Meinungen ändern sich manchmal im Laufe der Zeit. So kommt es mitunter vor, dass beide Eltern sich zunächst über eine Umgangsregelung – also bestimmte Besuchszeiten, zu welchen ein Elternteil trotz der grundsätzlichen Betreuung durch den anderen Elternteil, die gemeinsamen Kinder zu sich nehmen darf – einigen, sich jedoch nach einiger Zeit hieran nicht mehr halten möchten. Dabei ist es auch gleichgültig, welche Seite sich dann eine andere Handhabung wünscht. Es sind hier sowohl Konstellationen möglich, in welchen der eine Elternteil die Kinder gerne zu sich nehmen würde, was jedoch der andere Elternteil ablehnt. Aber auch die Konstellation, dass ein Elternteil gerne hätte, dass der andere die Kinder zeitweise übernimmt, dieser Elternteil jedoch nicht möchte, sind denkbar.
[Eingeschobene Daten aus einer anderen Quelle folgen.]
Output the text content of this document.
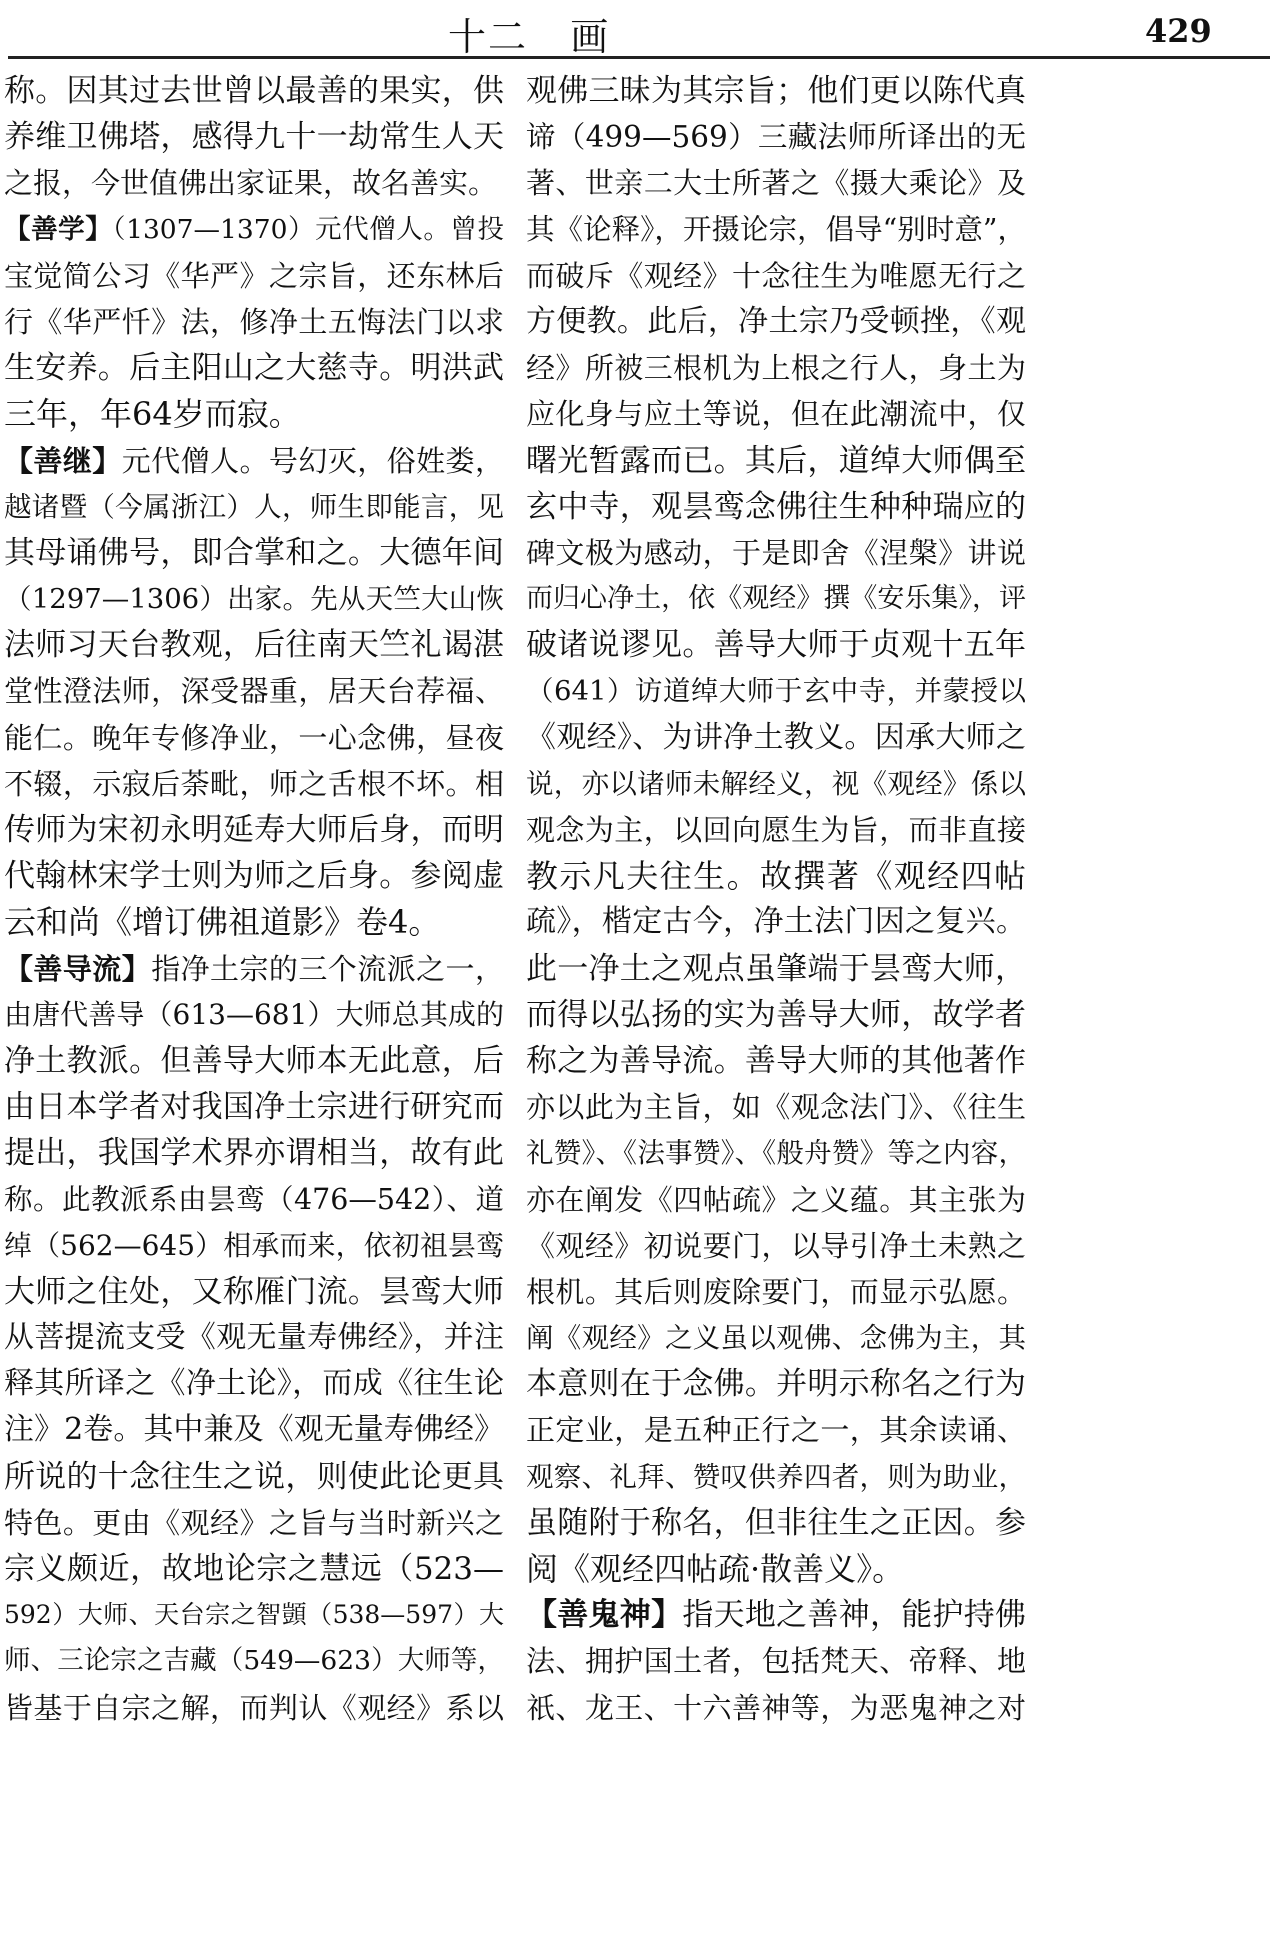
十二   画	429
称。因其过去世曾以最善的果实，供
养维卫佛塔，感得九十一劫常生人天
之报，今世值佛出家证果，故名善实。
【善学】（1307—1370）元代僧人。曾投
宝觉简公习《华严》之宗旨，还东林后
行《华严忏》法，修净土五悔法门以求
生安养。后主阳山之大慈寺。明洪武
三年，年64岁而寂。
【善继】元代僧人。号幻灭，俗姓娄，
越诸暨（今属浙江）人，师生即能言，见
其母诵佛号，即合掌和之。大德年间
（1297—1306）出家。先从天竺大山恢
法师习天台教观，后往南天竺礼谒湛
堂性澄法师，深受器重，居天台荐福、
能仁。晚年专修净业，一心念佛，昼夜
不辍，示寂后荼毗，师之舌根不坏。相
传师为宋初永明延寿大师后身，而明
代翰林宋学士则为师之后身。参阅虚
云和尚《增订佛祖道影》卷4。
【善导流】指净土宗的三个流派之一，
由唐代善导（613—681）大师总其成的
净土教派。但善导大师本无此意，后
由日本学者对我国净土宗进行研究而
提出，我国学术界亦谓相当，故有此
称。此教派系由昙鸾（476—542）、道
绰（562—645）相承而来，依初祖昙鸾
大师之住处，又称雁门流。昙鸾大师
从菩提流支受《观无量寿佛经》，并注
释其所译之《净土论》，而成《往生论
注》2卷。其中兼及《观无量寿佛经》
所说的十念往生之说，则使此论更具
特色。更由《观经》之旨与当时新兴之
宗义颇近，故地论宗之慧远（523—
592）大师、天台宗之智顗（538—597）大
师、三论宗之吉藏（549—623）大师等，
皆基于自宗之解，而判认《观经》系以
观佛三昧为其宗旨；他们更以陈代真
谛（499—569）三藏法师所译出的无
著、世亲二大士所著之《摄大乘论》及
其《论释》，开摄论宗，倡导“别时意”，
而破斥《观经》十念往生为唯愿无行之
方便教。此后，净土宗乃受顿挫，《观
经》所被三根机为上根之行人，身土为
应化身与应土等说，但在此潮流中，仅
曙光暂露而已。其后，道绰大师偶至
玄中寺，观昙鸾念佛往生种种瑞应的
碑文极为感动，于是即舍《涅槃》讲说
而归心净土，依《观经》撰《安乐集》，评
破诸说谬见。善导大师于贞观十五年
（641）访道绰大师于玄中寺，并蒙授以
《观经》、为讲净土教义。因承大师之
说，亦以诸师未解经义，视《观经》係以
观念为主，以回向愿生为旨，而非直接
教示凡夫往生。故撰著《观经四帖
疏》，楷定古今，净土法门因之复兴。
此一净土之观点虽肇端于昙鸾大师，
而得以弘扬的实为善导大师，故学者
称之为善导流。善导大师的其他著作
亦以此为主旨，如《观念法门》、《往生
礼赞》、《法事赞》、《般舟赞》等之内容，
亦在阐发《四帖疏》之义蕴。其主张为
《观经》初说要门，以导引净土未熟之
根机。其后则废除要门，而显示弘愿。
阐《观经》之义虽以观佛、念佛为主，其
本意则在于念佛。并明示称名之行为
正定业，是五种正行之一，其余读诵、
观察、礼拜、赞叹供养四者，则为助业，
虽随附于称名，但非往生之正因。参
阅《观经四帖疏·散善义》。
【善鬼神】指天地之善神，能护持佛
法、拥护国土者，包括梵天、帝释、地
祇、龙王、十六善神等，为恶鬼神之对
In beiden Konstellationen stellt sich aber die Frage: Was mache ich, wenn sich ein Elternteil gegen eine bereits getroffene Umgangsregelung sträubt? Oder auch: gibt es Möglichkeiten zur zwangsweisen Durchsetzung einer Umgangsregelung?
Dabei kann dieser Beitrag unmöglich auf alle erdenklichen Besonderheiten in denkbaren Einzelfällen eingehen und erhebt daher keinen Anspruch auf Vollständigkeit. Insbesondere ersetzt dieser Beitrag in Zweifelsfällen keinesfalls das Aufsuchen eines Rechtsanwalts, um eine umfassende Rechtsberatung zu erhalten.


2. Die vollstreckbaren Titel

Das Gesetz sieht für die Durchsetzung von Titel gegen den Willen des Verpflichteten – also die zwangsweise Durchsetzung – die sogenannte Zwangsvollstreckung vor. Wie der Name vermuten lässt, geht diese mittels Zwangs, also ohne oder sogar gegen den Willen des Verpflichteten, vor.
Es stellt sich hier aber zuvor die Frage, was ist ein Titel bzw. wann ist einer solcher Titel mittels Zwangsvollstreckung durchsetzbar.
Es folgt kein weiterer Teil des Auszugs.